FURIOSA z Anyą Taylor-Joy będzie inna niż “Mad Max: Na drodze gniewu”. “To nie kolejny film-pościg”
Choć tytułową rolę w filmie Mad Max: Na drodze gniewu zagrał Tom Hardy, prawdziwą gwiazdą okazała się Charlize Theron, która wcieliła się w cesarzową Furiosę. Od kilku lat mówiło się, że bohaterka ta ma dostać własny film. W 2020 roku dowiedzieliśmy się, że George Miller – twórca serii – rzeczywiście stworzy widowisko poświęcone Furiosie i jej historii, w którym tytułową rolę zagra Anya Taylor-Joy, gwiazda m.in. Gambitu królowej i Ostatniej nocy w Soho.
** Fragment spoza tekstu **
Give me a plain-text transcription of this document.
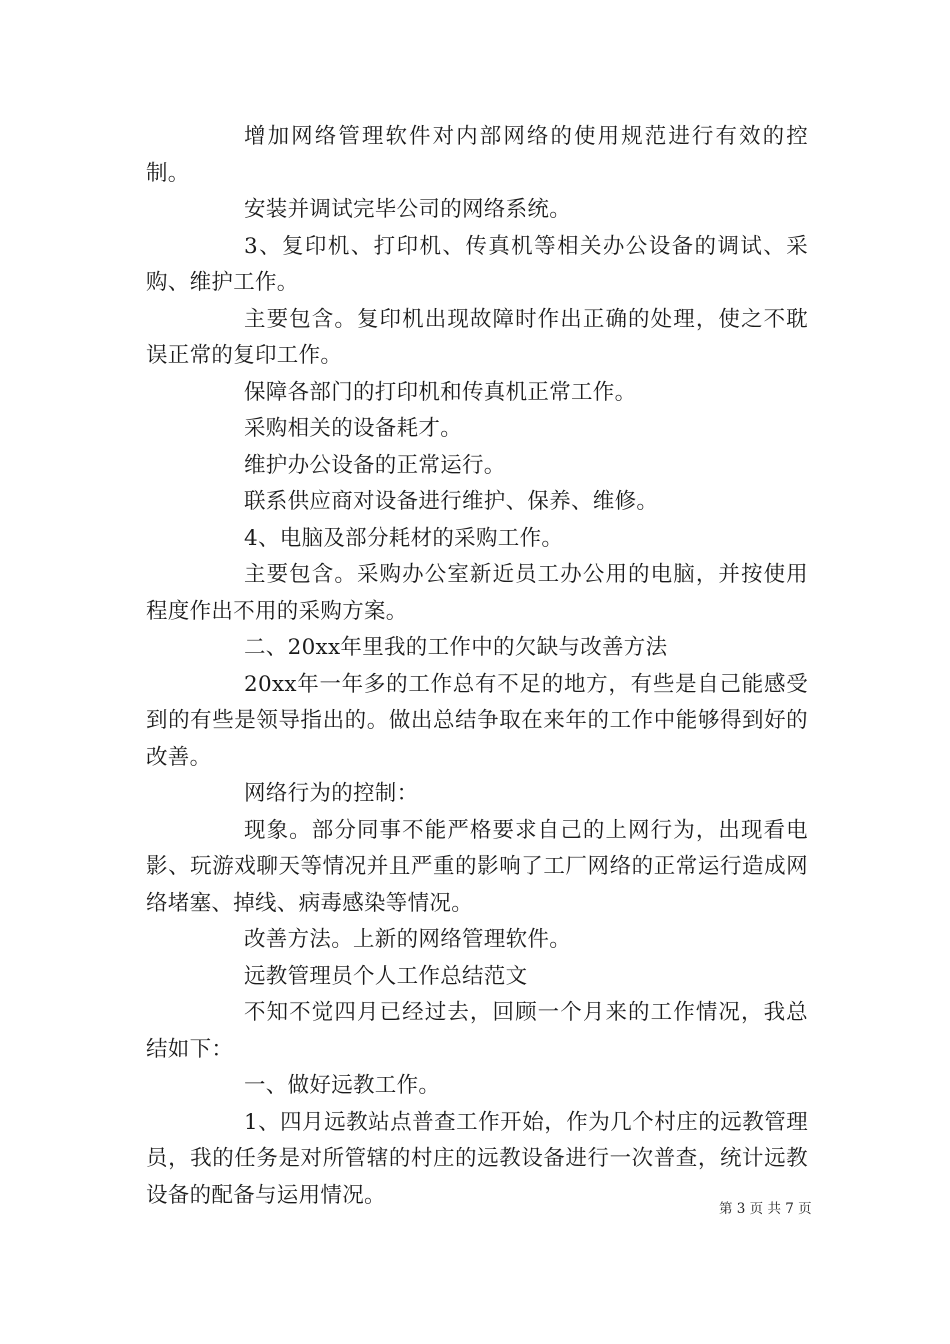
增加网络管理软件对内部网络的使用规范进行有效的控制。

安装并调试完毕公司的网络系统。

3、复印机、打印机、传真机等相关办公设备的调试、采购、维护工作。

主要包含。复印机出现故障时作出正确的处理，使之不耽误正常的复印工作。

保障各部门的打印机和传真机正常工作。

采购相关的设备耗才。

维护办公设备的正常运行。

联系供应商对设备进行维护、保养、维修。

4、电脑及部分耗材的采购工作。

主要包含。采购办公室新近员工办公用的电脑，并按使用程度作出不用的采购方案。

二、20xx年里我的工作中的欠缺与改善方法

20xx年一年多的工作总有不足的地方，有些是自己能感受到的有些是领导指出的。做出总结争取在来年的工作中能够得到好的改善。

网络行为的控制：

现象。部分同事不能严格要求自己的上网行为，出现看电影、玩游戏聊天等情况并且严重的影响了工厂网络的正常运行造成网络堵塞、掉线、病毒感染等情况。

改善方法。上新的网络管理软件。

远教管理员个人工作总结范文

不知不觉四月已经过去，回顾一个月来的工作情况，我总结如下：

一、做好远教工作。

1、四月远教站点普查工作开始，作为几个村庄的远教管理员，我的任务是对所管辖的村庄的远教设备进行一次普查，统计远教设备的配备与运用情况。

第 3 页 共 7 页
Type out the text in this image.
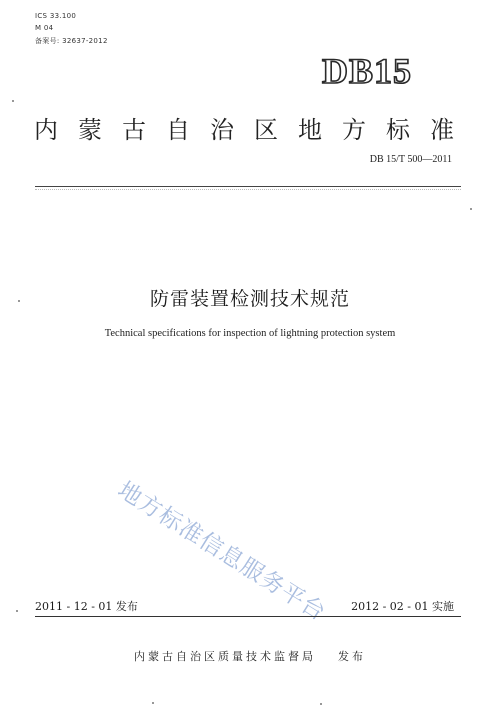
ICS 33.100
M 04
备案号: 32637-2012
DB15
内 蒙 古 自 治 区 地 方 标 准
DB 15/T 500—2011
防雷装置检测技术规范
Technical specifications for inspection of lightning protection system
地方标准信息服务平台
2011 - 12 - 01 发布	2012 - 02 - 01 实施
内蒙古自治区质量技术监督局 发布
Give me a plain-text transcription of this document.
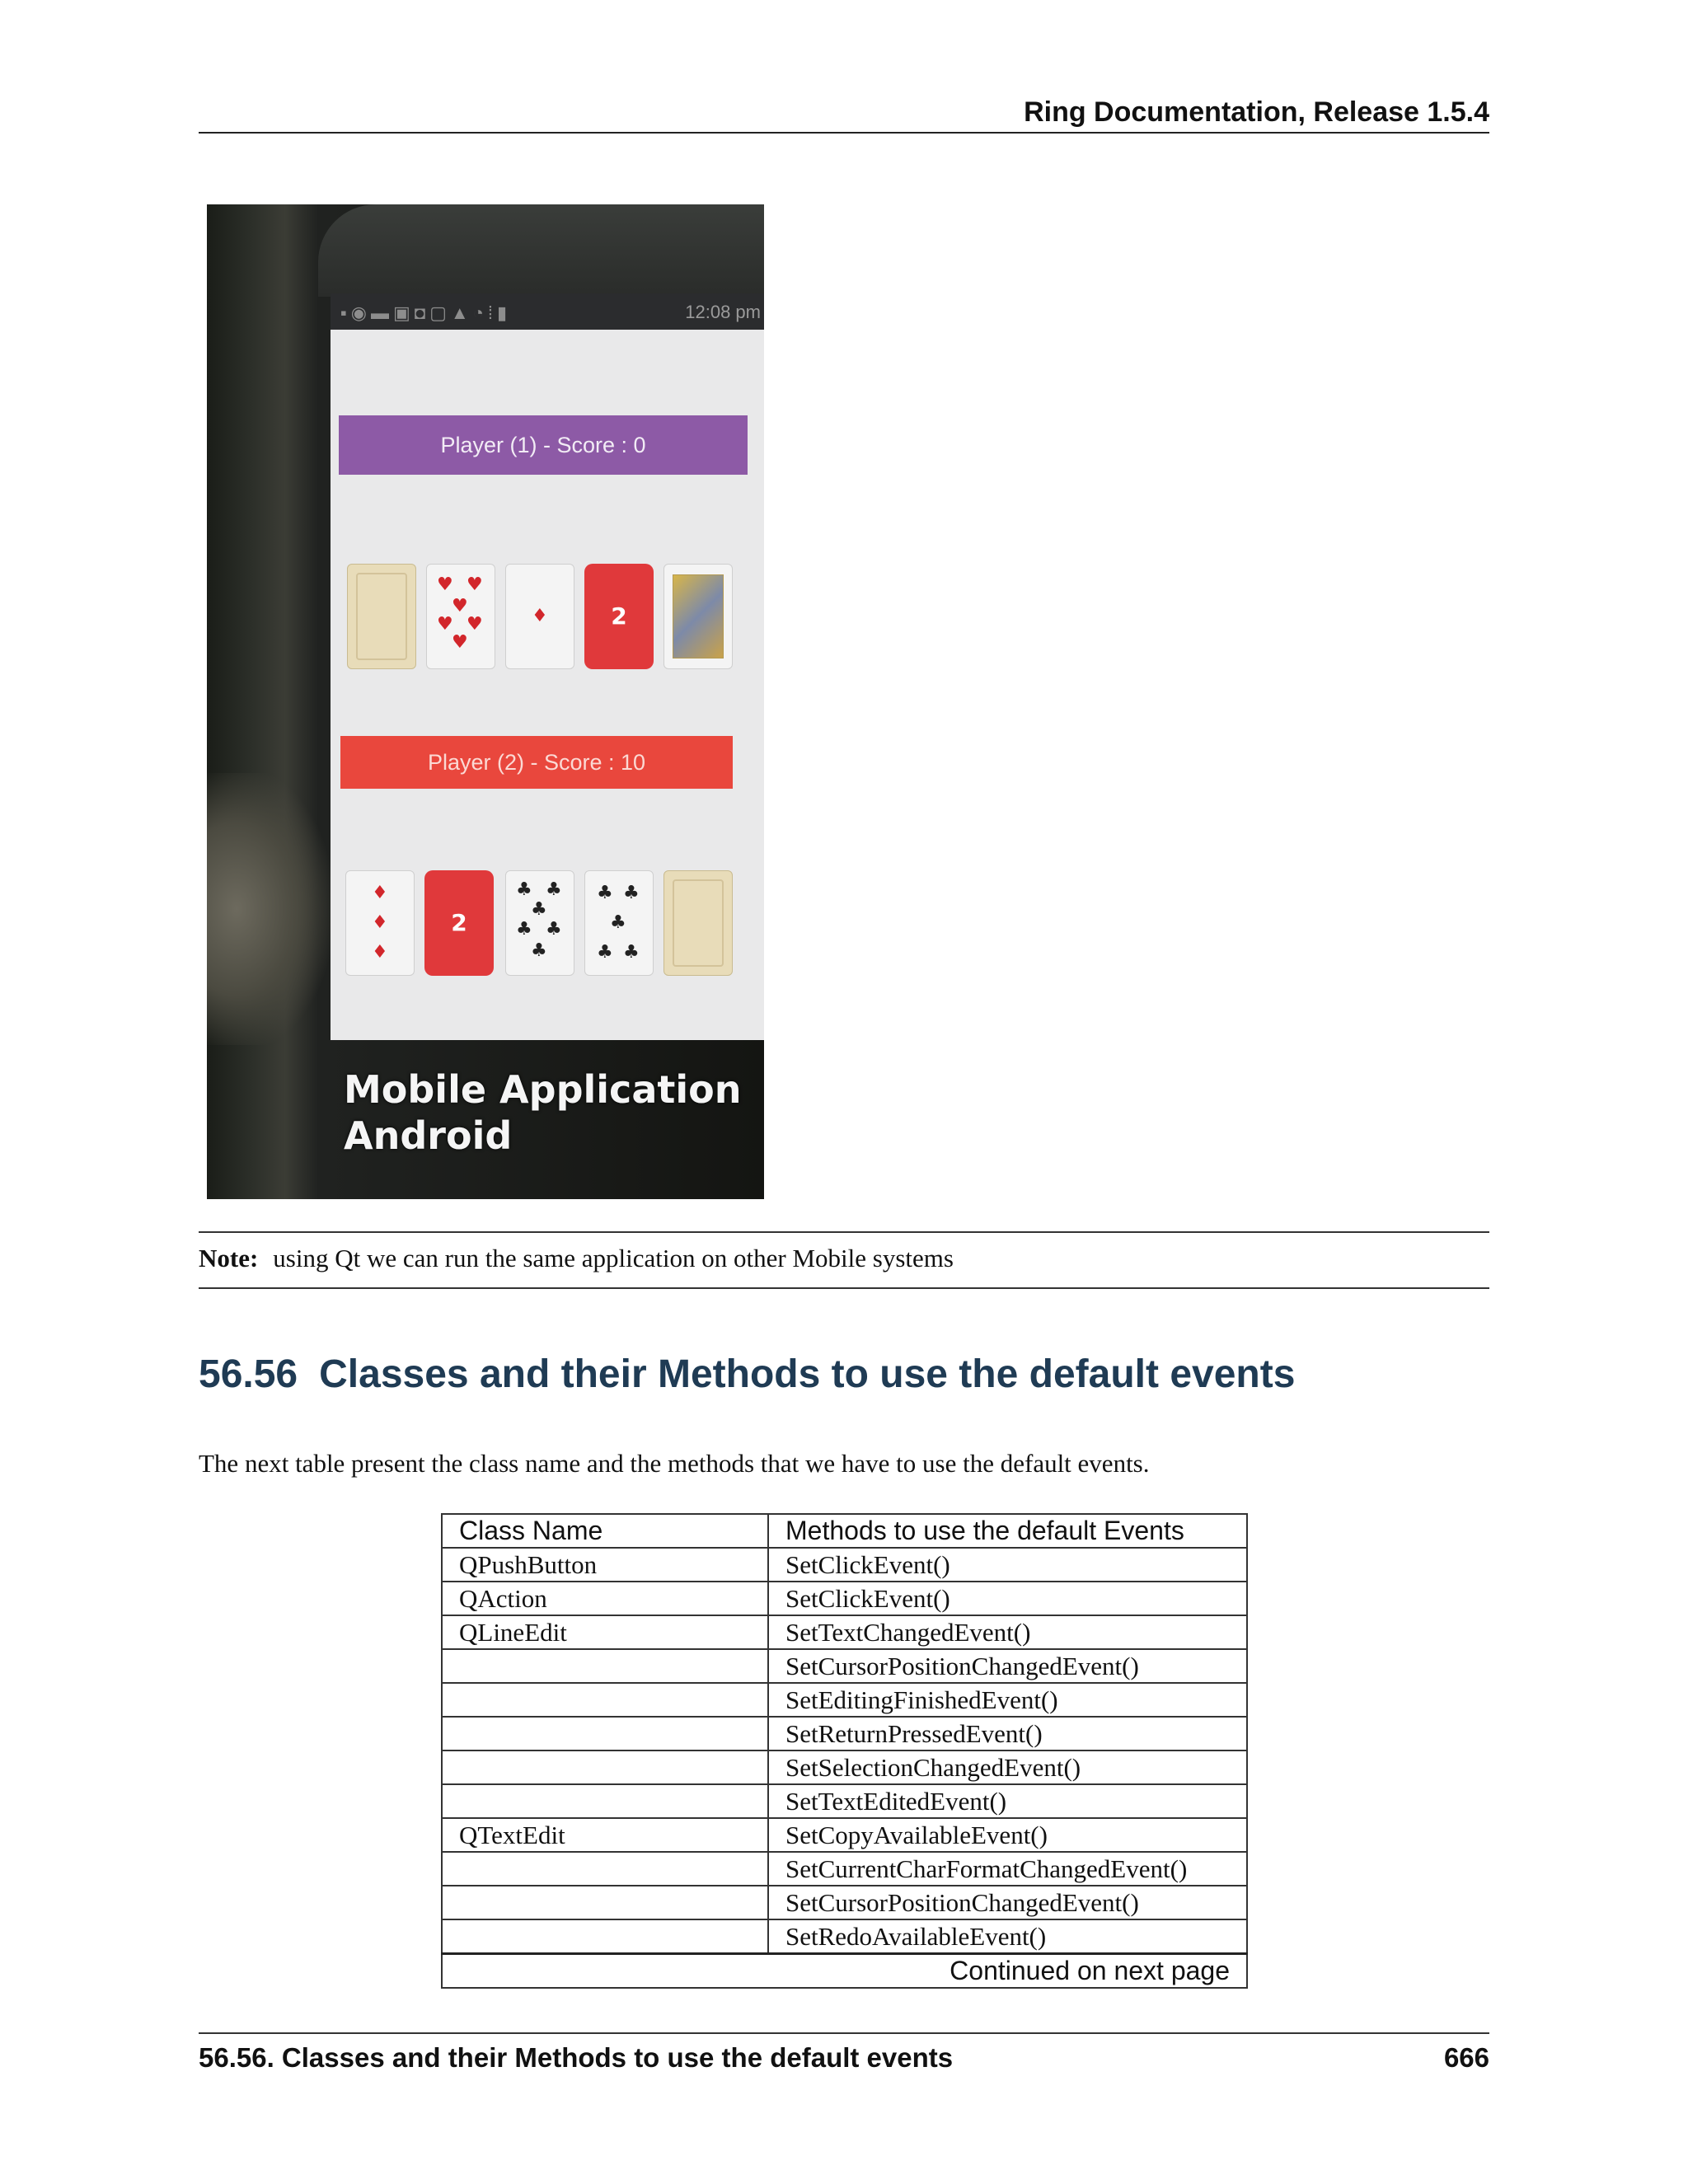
Ring Documentation, Release 1.5.4
▪◉▬▣◘▢▲◔⁞▮	12:08 pm
Player (1) - Score : 0
♥ ♥
♥
♥ ♥
♥
♦	2
Player (2) - Score : 10
♦
♦
♦
2
♣ ♣
♣
♣ ♣
♣
♣ ♣
♣
♣ ♣
Mobile Application
Android
Note: using Qt we can run the same application on other Mobile systems
56.56 Classes and their Methods to use the default events
The next table present the class name and the methods that we have to use the default events.
Class Name	Methods to use the default Events
QPushButton	SetClickEvent()
QAction	SetClickEvent()
QLineEdit	SetTextChangedEvent()
	SetCursorPositionChangedEvent()
	SetEditingFinishedEvent()
	SetReturnPressedEvent()
	SetSelectionChangedEvent()
	SetTextEditedEvent()
QTextEdit	SetCopyAvailableEvent()
	SetCurrentCharFormatChangedEvent()
	SetCursorPositionChangedEvent()
	SetRedoAvailableEvent()
Continued on next page	
56.56. Classes and their Methods to use the default events	666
Poza Taylor-Joy w filmie pojawią się Chris Hemsworth (według doniesień ma zagrać antagonistę) oraz Tom Burke. Reżyserią zajmie się wspominany Miller, będzie też producentem i współtwórcą scenariusza. Furiosa będzie największym filmem stworzonym w Australii. Prace na planie widowiska mają ruszyć w 2022 roku i przynieść lokalnej gospodarce około 350 mln australijskich dolarów, jak również zapewnić 850 miejsc pracy.
P. J. Voete, producent filmu, zapowiedział, że Furiosa będzie mieć bardziej klasyczną konstrukcję niż Na drodze gniewu.
To bardziej tradycyjny trzyaktowy dramat. Jeśli ludzie spodziewają się kolejnego filmu opartego na pościgu, ten nie będzie czymś takim.
Z kolei kierownik produkcji Dean Hood dodał, że scenariusz Furiosy jest “naprawdę bardzo dobry” i że mamy na ekranie zobaczyć lokacje wspomniane w Na drodze gniewu, w tym Gas Town oraz Bullet Farm. George Miller już w zeszłym roku mówił o tym, że fabuła Furiosy obejmie wiele lat. Widowisko ma być przyjazne fanom Mad Maxa, ale też być czymś unikalnym.
Premiera wyznaczona jest na 24 maja 2024.